Bleach is a part of a larger tradition of shonen manga and anime, a genre typically geared towards young and teen boys. These shows often feature a lot of action and adventure, as well as “coming of age” stories catered to its audience. Bleach centers on Ichigo Kurosaki, a young man who obtains the powers of a Soul Reaper and is tasked with guarding the world of the living as well as act as a Grim Reaper for the souls of the dead. Filled with fast-paced action and interesting characters, Bleach is perfect for fans of the action-adventure genre. The Bleach manga is still in production today, but the original anime run from 2004-2012 ended with an impressive 366 episodes.
After Dragon Ball Z, Naruto was the first huge anime hit for the US. Following the adventures of a young ninja wanting to become the next Hokage, Naruto also belongs to the popular Shonen genre. Naruto: Shippuden acts as the sequel to the original Naruto, depicting the titular character as a young adult. Although new episodes are coming out, at the time of this article, Naruto: Shippuden sits as 446 episodes. Believe it!
Some part of me feels like One Piece will never actually end. With the first episode airing in 1999, One Piece now sits at 732 episodes and has no end in sight. One Piece follows the adventures of Monkey D. Luffy, a man who accidentally ate a fruit that gave him the power of elasticity at the cost of his ability to swim. Despite this flaw, he captains a band of pirates in search of the legendary item known only as the “One Piece” so as to become the next Pirate King. The anime follows the manga, which is still in production, so you can expect more One Piece for quite some time, albeit with a ton of filler as well.
Case Closed (Detective Conan in Japan) is a series about Detective Jimmy Kudo, who is transformed into a kid during one of his investigations. Throughout these cases, Jimmy not only has to solve the mystery, he must also struggle with being taken seriously due to his appearance as a child. Currently standing at 803 episodes (and growing), Case Closed may very well break the 1,000 mark, which is understandable considering it began airing in 1996. If you’re waiting patiently on the next season of Sherlock, Case Closed could be that mystery fix you need, and trust us, there is plenty of it.
Sazae-san began as a manga in 1946 and continued to produce material until 1974. In 1969, the series was picked up as an animated show, which still airs a new episode every Sunday.
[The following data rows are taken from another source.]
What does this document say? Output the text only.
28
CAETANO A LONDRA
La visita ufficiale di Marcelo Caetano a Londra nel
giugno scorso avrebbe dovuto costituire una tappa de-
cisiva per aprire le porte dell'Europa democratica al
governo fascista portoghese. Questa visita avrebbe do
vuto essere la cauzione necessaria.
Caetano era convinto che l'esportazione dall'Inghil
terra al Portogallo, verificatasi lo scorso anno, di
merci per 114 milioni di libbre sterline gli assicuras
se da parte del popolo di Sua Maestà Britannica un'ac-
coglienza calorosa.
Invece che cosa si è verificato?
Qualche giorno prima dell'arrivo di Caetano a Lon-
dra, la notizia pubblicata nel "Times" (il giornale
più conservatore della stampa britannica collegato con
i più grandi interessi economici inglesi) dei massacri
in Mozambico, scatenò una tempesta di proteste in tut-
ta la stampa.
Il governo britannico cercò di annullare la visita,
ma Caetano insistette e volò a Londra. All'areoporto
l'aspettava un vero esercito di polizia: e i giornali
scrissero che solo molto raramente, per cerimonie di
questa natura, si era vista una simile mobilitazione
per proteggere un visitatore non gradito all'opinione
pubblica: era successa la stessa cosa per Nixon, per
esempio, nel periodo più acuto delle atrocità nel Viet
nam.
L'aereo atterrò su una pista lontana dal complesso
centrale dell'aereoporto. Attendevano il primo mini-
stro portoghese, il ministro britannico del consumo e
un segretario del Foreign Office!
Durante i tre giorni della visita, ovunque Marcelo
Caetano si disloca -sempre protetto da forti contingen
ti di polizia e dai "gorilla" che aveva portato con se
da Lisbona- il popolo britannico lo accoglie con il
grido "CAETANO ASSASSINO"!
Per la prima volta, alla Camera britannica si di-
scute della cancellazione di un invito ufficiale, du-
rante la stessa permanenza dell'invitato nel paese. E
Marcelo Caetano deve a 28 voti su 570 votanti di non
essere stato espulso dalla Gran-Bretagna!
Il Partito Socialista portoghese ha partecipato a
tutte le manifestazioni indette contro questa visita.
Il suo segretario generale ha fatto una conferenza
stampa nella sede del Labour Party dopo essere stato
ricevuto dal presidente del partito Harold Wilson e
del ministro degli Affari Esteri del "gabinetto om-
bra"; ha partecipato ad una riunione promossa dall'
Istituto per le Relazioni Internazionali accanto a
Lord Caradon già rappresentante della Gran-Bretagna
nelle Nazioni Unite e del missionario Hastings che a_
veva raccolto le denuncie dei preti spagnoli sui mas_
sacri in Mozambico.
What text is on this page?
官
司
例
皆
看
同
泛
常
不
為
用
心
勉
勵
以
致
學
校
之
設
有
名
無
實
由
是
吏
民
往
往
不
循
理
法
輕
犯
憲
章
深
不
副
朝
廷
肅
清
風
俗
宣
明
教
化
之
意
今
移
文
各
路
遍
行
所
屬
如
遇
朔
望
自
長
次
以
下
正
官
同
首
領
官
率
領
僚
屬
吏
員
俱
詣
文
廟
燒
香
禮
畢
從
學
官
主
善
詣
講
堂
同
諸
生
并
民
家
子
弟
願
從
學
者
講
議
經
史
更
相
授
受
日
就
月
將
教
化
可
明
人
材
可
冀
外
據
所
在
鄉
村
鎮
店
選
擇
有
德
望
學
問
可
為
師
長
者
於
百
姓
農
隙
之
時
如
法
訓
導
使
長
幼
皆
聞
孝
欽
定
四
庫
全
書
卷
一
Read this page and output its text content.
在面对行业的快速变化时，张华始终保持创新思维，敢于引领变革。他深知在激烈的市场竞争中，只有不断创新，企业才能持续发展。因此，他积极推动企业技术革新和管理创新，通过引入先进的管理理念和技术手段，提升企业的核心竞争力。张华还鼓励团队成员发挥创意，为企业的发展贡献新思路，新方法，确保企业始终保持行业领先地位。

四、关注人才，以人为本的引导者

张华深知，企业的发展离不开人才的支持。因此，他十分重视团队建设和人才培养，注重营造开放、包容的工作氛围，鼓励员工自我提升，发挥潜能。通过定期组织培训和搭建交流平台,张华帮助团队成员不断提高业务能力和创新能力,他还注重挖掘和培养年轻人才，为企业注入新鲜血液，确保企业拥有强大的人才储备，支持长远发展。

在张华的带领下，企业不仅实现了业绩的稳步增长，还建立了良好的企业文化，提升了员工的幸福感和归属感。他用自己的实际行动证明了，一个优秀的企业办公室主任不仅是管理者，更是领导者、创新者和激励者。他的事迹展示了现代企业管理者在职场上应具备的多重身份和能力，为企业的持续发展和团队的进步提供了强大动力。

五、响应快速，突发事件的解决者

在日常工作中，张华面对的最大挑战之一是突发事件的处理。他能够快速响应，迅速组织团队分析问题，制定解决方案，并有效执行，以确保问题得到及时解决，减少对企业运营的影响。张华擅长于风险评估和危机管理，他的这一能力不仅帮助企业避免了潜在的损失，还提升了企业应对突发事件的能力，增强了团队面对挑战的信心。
The series follows Sazae, a young Japanese woman that endeavors to be her own person rather than conform to the norm. At first, this was very controversial, as Sazae was a feminist and did not support the traditional patriarchal Japanese household. Sazae San was, and still is, an attempt to demonstrate the modern Japanese household. Despite being very different from the rest of the shows on the list, this anime has remained popular from its inception and currently boasts 7332 episodes, holding the Guinness Book of World Records record for longest animated series. At 7332, I would venture to say that Sazae-san will be holding its title for quite some time.